Si hoy tuviéramos una mirada de nuestras políticas públicas con enfoque de niñez, estaríamos pensando (¡por obligación!) siempre en las soluciones con ellos, involucrándolos y haciéndolos partícipes en las decisiones que se tomen. Podrían existir consultas de opinión, espacios para sus propuestas a nivel territorial, revisión y sanción de decisiones de ideas de proyectos, planes y políticas, hasta la revisión de presupuestos y metas propuestas. Y su participación no sería por capricho, sino porque se ha demostrado que contar con ellos implica que las decisiones sean efectivas y adecuadas a su realidad e intereses.

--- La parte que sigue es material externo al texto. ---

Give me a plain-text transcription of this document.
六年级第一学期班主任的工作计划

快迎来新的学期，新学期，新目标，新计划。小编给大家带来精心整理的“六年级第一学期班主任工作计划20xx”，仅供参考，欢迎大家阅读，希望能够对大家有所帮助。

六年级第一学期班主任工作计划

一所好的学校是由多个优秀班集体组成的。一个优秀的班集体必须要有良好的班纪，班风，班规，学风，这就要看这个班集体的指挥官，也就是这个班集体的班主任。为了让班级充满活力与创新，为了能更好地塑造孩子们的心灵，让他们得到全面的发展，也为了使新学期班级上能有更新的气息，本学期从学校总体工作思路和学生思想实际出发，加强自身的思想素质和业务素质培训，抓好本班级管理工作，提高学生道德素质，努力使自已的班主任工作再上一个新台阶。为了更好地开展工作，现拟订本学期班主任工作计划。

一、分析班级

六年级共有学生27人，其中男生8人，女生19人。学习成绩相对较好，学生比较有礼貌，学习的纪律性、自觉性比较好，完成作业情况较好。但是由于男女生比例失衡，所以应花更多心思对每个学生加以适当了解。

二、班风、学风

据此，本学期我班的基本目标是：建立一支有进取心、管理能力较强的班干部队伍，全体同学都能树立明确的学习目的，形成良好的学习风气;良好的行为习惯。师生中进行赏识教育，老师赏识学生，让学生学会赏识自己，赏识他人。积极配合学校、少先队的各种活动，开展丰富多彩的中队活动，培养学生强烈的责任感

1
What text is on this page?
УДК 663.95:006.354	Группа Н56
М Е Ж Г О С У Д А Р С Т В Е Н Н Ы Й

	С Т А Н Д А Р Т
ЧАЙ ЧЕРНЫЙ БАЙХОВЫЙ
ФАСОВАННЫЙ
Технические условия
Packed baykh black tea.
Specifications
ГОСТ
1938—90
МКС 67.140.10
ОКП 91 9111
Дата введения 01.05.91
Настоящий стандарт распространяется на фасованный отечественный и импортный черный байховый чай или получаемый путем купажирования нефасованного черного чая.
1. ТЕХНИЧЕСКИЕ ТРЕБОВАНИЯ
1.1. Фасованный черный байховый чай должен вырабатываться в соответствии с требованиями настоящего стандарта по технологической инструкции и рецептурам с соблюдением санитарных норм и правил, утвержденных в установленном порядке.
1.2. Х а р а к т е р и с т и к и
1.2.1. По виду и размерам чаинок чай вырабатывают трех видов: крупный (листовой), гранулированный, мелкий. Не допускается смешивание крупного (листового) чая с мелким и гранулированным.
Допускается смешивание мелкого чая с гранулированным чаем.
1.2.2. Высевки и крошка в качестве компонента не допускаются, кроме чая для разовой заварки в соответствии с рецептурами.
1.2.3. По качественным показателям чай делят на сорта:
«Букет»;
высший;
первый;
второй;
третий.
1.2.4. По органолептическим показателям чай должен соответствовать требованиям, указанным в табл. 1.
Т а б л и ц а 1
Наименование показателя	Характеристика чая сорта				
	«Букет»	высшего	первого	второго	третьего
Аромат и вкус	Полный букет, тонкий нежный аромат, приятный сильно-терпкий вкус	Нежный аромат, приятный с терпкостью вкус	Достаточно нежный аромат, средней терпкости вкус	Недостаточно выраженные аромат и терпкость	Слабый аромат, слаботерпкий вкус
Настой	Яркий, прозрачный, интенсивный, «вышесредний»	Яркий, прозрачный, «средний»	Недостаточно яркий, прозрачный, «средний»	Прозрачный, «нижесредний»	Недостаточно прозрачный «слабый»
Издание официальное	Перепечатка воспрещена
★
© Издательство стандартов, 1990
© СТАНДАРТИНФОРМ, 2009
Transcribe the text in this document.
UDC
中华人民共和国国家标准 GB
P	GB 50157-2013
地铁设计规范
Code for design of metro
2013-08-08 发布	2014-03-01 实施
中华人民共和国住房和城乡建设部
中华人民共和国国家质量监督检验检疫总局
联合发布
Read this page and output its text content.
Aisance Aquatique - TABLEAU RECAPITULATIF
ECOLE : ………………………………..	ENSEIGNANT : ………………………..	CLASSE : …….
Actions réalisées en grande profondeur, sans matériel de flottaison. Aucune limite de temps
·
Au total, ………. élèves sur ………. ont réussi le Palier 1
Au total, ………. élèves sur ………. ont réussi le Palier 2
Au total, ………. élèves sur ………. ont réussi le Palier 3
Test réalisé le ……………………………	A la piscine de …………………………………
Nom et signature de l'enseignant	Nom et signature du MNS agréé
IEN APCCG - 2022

Con una Ley de Garantías, además, tendríamos organismos territoriales especializados a cargo de hacer seguimientos en los lugares georreferenciados por alto hacinamiento y situación de pobreza, y también a los que han presentado violencia intrafamiliar, negligencia parental o abandono –en todos los estratos sociales–, con el fin de generar medidas que en esta pandemia prevengan y protejan ante las implicancias de indicaciones sanitarias como la cuarentena.
Hoy, cuando enfrentamos una crisis mundial, sabríamos qué cosas “no podemos dejar de hacer” y, si fallamos, sabríamos –como ya lo sabemos– cuáles serían los efectos de nuestra negligencia, de nuestro olvido y de nuestra indiferencia. Hoy no dependería de las voluntades de cada gobierno, pues el interés superior del niño nos obligaría a que todas las decisiones sean tomadas pensando en su bienestar. Pero ni eso, ni lo señalado más arriba lo tenemos, y no lo tendremos hasta concretar esta ley. Ya van 30 años de no cumplir nuestra promesa, 30 años de consecuencias. No los hagamos esperar más. Solo así podrán seguir siendo niñas y niños.